In juni hoorde Smallenbroek van het project, dat dit jaar voor het eerst plaatsvond. “Drie weken later zat ik in het vliegtuig. De organisatoren, twee studenten aan het Massachusetts Institute of Technology (MIT), waren op zoek naar studenten of pas afgestudeerden die de nodige kennis in huis hebben om zulke voertuigen te maken. De meeste deelnemers hadden al ervaring met het bouwen van zonnewagens, voor bijvoorbeeld de solar races die elk jaar in Australië worden gehouden.”

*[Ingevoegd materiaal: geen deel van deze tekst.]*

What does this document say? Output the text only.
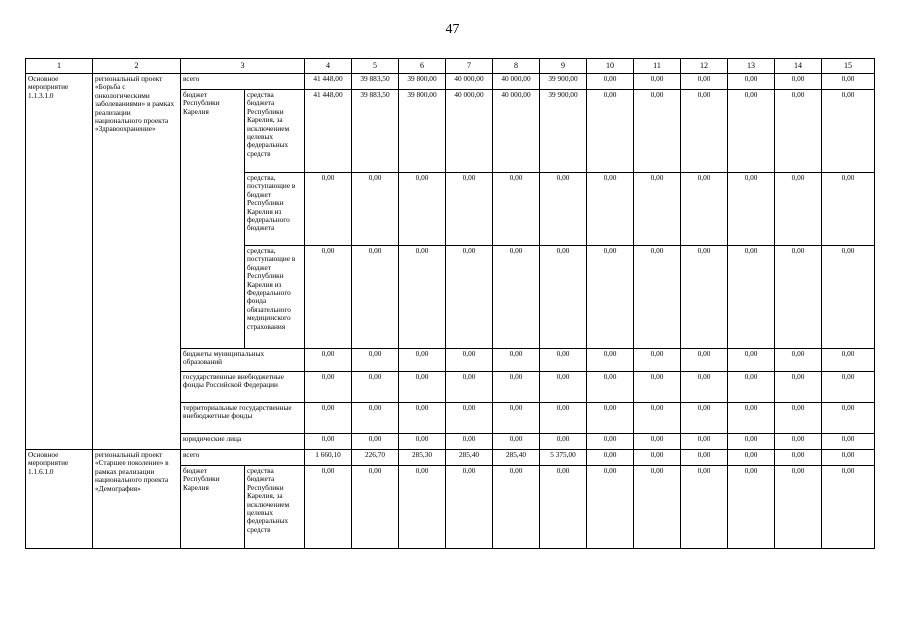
47
1	2	3		4	5	6	7	8	9	10	11	12	13	14	15
Основное мероприятие 1.1.3.1.0	региональный проект «Борьба с онкологическими заболеваниями» в рамках реализации национального проекта «Здравоохранение»	всего		41 448,00	39 883,50	39 800,00	40 000,00	40 000,00	39 900,00	0,00	0,00	0,00	0,00	0,00	0,00
		бюджет Республики Карелия	средства бюджета Республики Карелия, за исключением целевых федеральных средств	41 448,00	39 883,50	39 800,00	40 000,00	40 000,00	39 900,00	0,00	0,00	0,00	0,00	0,00	0,00
			средства, поступающие в бюджет Республики Карелия из федерального бюджета	0,00	0,00	0,00	0,00	0,00	0,00	0,00	0,00	0,00	0,00	0,00	0,00
			средства, поступающие в бюджет Республики Карелия из Федерального фонда обязательного медицинского страхования	0,00	0,00	0,00	0,00	0,00	0,00	0,00	0,00	0,00	0,00	0,00	0,00
		бюджеты муниципальных образований		0,00	0,00	0,00	0,00	0,00	0,00	0,00	0,00	0,00	0,00	0,00	0,00
		государственные внебюджетные фонды Российской Федерации		0,00	0,00	0,00	0,00	0,00	0,00	0,00	0,00	0,00	0,00	0,00	0,00
		территориальные государственные внебюджетные фонды		0,00	0,00	0,00	0,00	0,00	0,00	0,00	0,00	0,00	0,00	0,00	0,00
		юридические лица		0,00	0,00	0,00	0,00	0,00	0,00	0,00	0,00	0,00	0,00	0,00	0,00
Основное мероприятие 1.1.6.1.0	региональный проект «Старшее поколение» в рамках реализации национального проекта «Демография»	всего		1 660,10	226,70	285,30	285,40	285,40	5 375,00	0,00	0,00	0,00	0,00	0,00	0,00
		бюджет Республики Карелия	средства бюджета Республики Карелия, за исключением целевых федеральных средств	0,00	0,00	0,00	0,00	0,00	0,00	0,00	0,00	0,00	0,00	0,00	0,00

De industrieel ontwerper reisde met Oskar van Dijk (26) van het Delftse Nuna-3-team af naar MIT. Zelf had Smallenbroek nog niet zoveel ervaring in de autotechniek. “Ik heb meer verstand van composiettechnologie”, zegt hij. “Dat was daar ook erg gewild. Verder wilden ze bij het MIT industrieel ontwerpers hebben om het ontwerpproces aan te sturen, de wagens er stijlvol uit te laten zien en voor de ergonomie van het voertuig.”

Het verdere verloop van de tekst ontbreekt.